The struggle against burnout is constant. After the jokes are told and the tricks are played, those that seem to survive best are those who recognize the privilege of working in the wonderfully naked and powerful turbulence behind the doors, and those who look to see the grace in the face of what the doors bring in
.

 

HARD RAIN

F
our-thirty
A.M.
, the darkest hour, too late to be called night, too early to be called morning. The hour when dreams become reality and reality is dreamlike.

Inside the ER, I'm on duty. My eyes blink with lids of thick sandpaper. The whites now are pink as I rub to clear my vision. Hundreds of night shifts and yet there's still no getting used to this blurry feeling. The nurses know this. The smart ones take the night shift for a few years, then go on to days as soon as an opening appears. Night shifts wear on a person slowly, relentlessly, almost seductively, rubbing away the protective armor of rational thought, exposing the primitive self. Like fasting or meditating or doing drugs, the night shift is to be taken seriously.

The hospital sleeps fitfully, narcotically, restlessly. Inside, stark fluorescent lights hidden behind white opalescent plastic panels create the illusion of day. Outside, the wet blacktop holds pools of rainwater reflecting the scarlet lamp from the ambulance now gliding softly into the parking lot.

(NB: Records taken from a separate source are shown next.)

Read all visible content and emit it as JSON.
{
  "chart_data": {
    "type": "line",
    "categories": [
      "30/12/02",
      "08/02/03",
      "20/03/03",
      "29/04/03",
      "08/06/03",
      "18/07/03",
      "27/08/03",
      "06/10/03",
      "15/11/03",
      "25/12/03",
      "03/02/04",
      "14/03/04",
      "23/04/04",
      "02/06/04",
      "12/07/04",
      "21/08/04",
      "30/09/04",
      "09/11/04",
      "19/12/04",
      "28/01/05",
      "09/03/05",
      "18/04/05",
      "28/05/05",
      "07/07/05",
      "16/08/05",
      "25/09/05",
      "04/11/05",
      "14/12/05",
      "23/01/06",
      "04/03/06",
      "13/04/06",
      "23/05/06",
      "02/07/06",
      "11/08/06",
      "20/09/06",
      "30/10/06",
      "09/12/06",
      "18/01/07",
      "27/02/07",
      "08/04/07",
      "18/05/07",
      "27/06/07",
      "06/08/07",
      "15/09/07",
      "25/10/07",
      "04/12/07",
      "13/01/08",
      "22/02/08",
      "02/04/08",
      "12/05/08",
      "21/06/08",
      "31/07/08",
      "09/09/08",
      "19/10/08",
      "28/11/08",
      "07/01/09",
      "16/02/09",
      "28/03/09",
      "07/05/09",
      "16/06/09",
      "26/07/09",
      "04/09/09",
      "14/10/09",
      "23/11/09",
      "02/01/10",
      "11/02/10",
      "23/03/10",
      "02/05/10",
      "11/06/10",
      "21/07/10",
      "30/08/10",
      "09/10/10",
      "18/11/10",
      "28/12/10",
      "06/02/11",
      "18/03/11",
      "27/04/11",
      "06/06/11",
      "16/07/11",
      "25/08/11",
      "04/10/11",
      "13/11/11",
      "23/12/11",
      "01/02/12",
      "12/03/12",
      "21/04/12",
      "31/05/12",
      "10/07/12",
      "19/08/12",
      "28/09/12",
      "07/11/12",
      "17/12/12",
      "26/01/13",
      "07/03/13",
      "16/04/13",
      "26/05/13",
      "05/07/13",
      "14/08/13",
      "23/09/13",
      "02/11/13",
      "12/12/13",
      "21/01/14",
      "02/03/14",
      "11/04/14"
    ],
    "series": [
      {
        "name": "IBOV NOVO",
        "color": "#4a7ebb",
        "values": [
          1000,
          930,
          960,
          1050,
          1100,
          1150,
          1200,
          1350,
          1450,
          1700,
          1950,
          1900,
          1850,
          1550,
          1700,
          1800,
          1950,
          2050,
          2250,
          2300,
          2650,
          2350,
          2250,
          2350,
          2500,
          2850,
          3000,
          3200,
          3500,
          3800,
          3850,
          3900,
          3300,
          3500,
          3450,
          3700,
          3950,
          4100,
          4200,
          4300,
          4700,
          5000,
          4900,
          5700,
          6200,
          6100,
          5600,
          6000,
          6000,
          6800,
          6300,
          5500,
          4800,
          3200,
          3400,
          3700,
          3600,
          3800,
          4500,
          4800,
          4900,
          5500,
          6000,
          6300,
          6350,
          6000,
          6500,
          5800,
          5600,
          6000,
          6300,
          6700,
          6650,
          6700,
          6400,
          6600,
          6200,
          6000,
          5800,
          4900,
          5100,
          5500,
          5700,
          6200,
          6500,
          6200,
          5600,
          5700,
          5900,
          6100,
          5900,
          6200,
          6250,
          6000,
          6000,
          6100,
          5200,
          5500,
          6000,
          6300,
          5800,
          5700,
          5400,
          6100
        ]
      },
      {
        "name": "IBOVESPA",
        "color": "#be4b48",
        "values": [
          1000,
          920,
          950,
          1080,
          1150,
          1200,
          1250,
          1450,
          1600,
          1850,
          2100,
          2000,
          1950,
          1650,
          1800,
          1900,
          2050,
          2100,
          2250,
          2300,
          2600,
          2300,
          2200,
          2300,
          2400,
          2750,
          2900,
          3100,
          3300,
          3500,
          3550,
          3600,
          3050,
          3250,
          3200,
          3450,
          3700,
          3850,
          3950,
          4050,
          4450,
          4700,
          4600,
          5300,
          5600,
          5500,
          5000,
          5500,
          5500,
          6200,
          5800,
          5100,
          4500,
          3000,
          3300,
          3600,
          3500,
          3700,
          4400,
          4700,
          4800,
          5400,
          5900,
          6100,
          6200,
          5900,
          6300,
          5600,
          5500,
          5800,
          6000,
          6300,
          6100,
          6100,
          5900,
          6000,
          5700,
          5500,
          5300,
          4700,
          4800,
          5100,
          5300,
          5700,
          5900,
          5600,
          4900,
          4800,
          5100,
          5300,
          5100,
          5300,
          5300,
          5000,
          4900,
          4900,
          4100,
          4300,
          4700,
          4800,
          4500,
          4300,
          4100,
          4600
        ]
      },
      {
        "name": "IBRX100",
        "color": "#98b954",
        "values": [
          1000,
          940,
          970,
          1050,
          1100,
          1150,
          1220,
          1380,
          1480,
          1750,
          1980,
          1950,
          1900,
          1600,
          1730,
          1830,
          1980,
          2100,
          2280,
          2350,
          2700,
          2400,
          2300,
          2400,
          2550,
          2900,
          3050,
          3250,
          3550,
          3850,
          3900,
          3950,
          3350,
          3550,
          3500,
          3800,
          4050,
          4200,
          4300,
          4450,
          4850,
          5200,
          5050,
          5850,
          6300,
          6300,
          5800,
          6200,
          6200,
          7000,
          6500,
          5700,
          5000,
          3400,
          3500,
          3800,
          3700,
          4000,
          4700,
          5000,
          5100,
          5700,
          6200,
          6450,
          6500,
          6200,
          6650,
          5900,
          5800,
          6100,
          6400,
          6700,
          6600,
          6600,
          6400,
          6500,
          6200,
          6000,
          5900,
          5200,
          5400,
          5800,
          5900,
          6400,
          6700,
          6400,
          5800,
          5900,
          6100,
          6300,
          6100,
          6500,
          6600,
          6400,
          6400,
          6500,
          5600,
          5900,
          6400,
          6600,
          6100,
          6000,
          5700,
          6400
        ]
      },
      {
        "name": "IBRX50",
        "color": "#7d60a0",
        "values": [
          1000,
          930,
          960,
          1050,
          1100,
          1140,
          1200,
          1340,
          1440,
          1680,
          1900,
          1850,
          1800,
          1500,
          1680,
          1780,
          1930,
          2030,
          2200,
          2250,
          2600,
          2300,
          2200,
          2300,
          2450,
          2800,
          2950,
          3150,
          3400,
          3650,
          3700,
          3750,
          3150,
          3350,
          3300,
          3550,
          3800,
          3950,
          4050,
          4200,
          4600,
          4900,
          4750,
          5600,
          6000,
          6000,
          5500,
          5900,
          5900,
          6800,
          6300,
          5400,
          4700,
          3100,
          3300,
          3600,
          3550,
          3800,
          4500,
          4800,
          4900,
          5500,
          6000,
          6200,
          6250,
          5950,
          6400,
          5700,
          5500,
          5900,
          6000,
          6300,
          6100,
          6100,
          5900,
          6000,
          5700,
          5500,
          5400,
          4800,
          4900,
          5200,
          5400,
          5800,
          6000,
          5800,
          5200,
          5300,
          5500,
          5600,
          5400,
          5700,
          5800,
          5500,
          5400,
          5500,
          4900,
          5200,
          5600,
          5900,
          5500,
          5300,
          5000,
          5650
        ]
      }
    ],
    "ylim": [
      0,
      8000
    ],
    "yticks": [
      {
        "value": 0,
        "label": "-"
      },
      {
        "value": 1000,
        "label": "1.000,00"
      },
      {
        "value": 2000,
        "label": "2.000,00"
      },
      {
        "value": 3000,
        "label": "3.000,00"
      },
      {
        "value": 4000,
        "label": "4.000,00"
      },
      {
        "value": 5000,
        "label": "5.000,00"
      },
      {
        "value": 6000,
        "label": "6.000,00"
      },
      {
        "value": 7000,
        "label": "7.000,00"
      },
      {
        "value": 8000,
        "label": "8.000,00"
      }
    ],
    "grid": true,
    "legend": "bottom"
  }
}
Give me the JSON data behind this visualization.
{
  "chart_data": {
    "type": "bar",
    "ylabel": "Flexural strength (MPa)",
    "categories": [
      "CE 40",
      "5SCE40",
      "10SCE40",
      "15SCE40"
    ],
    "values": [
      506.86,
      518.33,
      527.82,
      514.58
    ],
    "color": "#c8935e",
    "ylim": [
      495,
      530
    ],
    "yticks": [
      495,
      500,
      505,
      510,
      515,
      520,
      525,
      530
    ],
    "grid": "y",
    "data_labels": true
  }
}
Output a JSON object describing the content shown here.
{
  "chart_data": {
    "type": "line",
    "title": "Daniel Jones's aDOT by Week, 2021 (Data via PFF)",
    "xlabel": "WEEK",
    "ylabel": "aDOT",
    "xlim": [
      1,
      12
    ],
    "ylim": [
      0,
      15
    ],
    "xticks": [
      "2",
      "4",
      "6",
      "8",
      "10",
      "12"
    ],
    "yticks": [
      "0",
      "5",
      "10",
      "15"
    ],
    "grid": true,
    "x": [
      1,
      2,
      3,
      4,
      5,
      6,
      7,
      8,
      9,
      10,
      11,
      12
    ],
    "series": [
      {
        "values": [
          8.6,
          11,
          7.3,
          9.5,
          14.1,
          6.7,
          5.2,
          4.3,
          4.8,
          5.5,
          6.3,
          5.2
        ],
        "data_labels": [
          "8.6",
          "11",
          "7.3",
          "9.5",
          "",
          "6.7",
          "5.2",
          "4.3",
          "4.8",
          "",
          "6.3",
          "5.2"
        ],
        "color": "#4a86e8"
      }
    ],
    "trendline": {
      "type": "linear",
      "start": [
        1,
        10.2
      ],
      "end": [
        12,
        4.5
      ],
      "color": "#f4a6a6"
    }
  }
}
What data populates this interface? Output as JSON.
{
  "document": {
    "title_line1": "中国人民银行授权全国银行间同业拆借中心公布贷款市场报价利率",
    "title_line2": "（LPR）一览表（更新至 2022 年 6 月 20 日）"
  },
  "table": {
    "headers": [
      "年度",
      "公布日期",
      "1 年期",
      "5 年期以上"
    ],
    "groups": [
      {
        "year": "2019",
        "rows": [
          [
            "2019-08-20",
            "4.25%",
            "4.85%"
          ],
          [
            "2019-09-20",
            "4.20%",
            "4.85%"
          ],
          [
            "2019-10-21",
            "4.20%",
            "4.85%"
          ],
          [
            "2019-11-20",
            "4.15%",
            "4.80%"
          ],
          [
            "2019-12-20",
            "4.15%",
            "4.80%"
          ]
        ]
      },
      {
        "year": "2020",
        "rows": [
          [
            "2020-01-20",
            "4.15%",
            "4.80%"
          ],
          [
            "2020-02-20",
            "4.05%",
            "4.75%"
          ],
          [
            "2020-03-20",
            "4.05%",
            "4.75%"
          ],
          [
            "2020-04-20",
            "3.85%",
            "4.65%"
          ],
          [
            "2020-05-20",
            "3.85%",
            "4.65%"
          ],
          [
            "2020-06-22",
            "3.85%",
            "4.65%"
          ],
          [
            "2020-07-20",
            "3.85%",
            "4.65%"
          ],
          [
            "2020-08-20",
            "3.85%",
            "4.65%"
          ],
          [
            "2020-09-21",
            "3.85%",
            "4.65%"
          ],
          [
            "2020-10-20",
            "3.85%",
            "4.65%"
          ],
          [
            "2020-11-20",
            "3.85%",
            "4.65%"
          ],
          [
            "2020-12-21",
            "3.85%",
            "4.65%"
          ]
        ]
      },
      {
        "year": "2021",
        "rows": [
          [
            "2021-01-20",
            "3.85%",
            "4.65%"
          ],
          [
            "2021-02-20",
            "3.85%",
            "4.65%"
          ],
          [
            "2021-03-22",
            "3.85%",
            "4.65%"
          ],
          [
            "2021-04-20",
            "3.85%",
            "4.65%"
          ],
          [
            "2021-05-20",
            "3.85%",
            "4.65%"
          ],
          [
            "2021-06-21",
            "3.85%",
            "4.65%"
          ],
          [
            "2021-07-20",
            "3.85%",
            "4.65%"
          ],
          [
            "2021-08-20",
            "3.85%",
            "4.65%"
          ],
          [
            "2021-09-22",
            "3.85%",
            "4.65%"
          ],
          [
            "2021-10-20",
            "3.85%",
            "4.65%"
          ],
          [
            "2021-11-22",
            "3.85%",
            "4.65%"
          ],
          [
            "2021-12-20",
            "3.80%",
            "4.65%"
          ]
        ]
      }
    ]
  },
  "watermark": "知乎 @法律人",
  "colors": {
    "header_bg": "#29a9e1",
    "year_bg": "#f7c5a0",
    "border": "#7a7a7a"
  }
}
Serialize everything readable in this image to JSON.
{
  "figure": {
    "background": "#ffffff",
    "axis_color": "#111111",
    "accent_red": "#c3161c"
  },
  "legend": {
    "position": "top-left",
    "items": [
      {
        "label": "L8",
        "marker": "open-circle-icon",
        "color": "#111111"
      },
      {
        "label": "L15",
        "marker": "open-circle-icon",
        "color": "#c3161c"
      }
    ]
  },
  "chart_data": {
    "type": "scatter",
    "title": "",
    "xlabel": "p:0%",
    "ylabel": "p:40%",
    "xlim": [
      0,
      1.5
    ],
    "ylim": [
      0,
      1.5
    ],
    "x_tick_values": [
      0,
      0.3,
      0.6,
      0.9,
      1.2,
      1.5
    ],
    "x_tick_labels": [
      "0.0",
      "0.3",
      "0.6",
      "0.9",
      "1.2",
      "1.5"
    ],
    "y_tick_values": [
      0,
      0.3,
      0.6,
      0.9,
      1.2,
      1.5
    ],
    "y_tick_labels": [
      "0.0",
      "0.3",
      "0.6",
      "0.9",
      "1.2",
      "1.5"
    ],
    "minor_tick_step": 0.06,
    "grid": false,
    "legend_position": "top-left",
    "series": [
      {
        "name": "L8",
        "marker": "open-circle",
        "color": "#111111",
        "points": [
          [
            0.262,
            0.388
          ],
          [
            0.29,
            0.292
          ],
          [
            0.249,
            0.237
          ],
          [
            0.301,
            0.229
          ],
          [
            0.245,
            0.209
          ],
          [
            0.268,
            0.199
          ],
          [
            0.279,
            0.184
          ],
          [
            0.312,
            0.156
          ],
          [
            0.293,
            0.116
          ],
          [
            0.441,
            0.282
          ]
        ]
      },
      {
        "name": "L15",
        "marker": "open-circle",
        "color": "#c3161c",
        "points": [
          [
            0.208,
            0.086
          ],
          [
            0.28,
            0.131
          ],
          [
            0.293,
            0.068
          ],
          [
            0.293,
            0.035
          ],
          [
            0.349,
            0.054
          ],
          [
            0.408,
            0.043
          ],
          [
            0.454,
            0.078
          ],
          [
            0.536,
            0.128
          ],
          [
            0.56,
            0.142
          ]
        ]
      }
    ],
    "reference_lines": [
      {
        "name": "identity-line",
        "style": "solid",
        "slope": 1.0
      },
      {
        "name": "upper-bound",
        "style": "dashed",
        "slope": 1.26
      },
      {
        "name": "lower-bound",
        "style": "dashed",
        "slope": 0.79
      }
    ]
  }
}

The splash of tires on wet pavement breaks the silence. The red light casts a pulsating glow off the walls as the vehicle backs under the overhang of the Emergency Department. The radio crackles with static. The doors slip open with a pneumatic hiss. Warm antiseptic air rushes out to meet the cold, damp night. The ambulance doors open, revealing a gurney inside holding a blanketed figure, strapped down, face up, silent, motionless. The mouth opens and releases a pained groan.